Somewhat to the north, a people known as the East Slavs began settling in the dense forests in about A.D. 500, finally occupying an area from what is now Leningrad to Kiev. From their forests, they shipped furs and honey down the Dnieper to the imperial capital of Constantinople. In 862, according to a 12th century document known as the Primary Chronicle, there occurred a semi- legendary encounter when the quarreling Slavs sent a delegation to Scandinavia to negotiate with the Vikings, whom they called Varangians, specifically with a tribe known as the Rus. "Our whole land is great and rich, but there is no order in it," said the Slavs. "Come to rule and reign over us." Though patriotic Soviet historians have strenuously challenged this % saga, the Chronicle reports that a Viking Rus named Rurik went to take over the region, and that it "became known as the land of the Rus."
Rurik's sons and grandsons not only united the Slavs of the Dnieper Valley but also were soon trying to expand.
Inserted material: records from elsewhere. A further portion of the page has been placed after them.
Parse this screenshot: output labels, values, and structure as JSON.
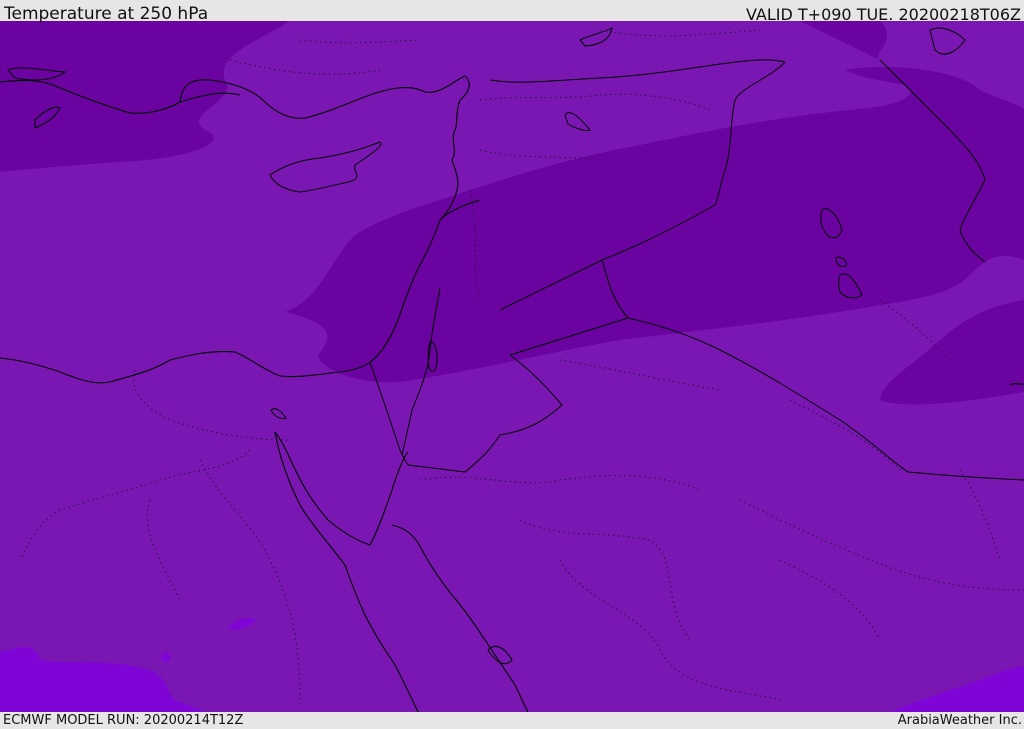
{
  "header": {
    "title": "Temperature at 250 hPa",
    "valid_time": "VALID T+090 TUE. 20200218T06Z"
  },
  "footer": {
    "model_run": "ECMWF MODEL RUN: 20200214T12Z",
    "credit": "ArabiaWeather Inc."
  },
  "map": {
    "field": "temperature-250hpa",
    "colors": {
      "base": "#7a17b2",
      "cold_band": "#6a039f",
      "warm_patch": "#7f04d6",
      "coastline": "#000000",
      "border": "#000000"
    }
  }
}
In 907 Prince Oleg invaded the Eastern Roman Empire with 2,000 ships, "accomplished much slaughter among the Greeks" and supposedly nailed his shield to the imperial gates of Constantinople. From this foray, the Russians brought home to their capital in Kiev an advantageous trade treaty and an even more advantageous contact with the Christian religion and sophisticated culture of Constantinople. Thus emerged the first Russian state, known as Kievan Russia.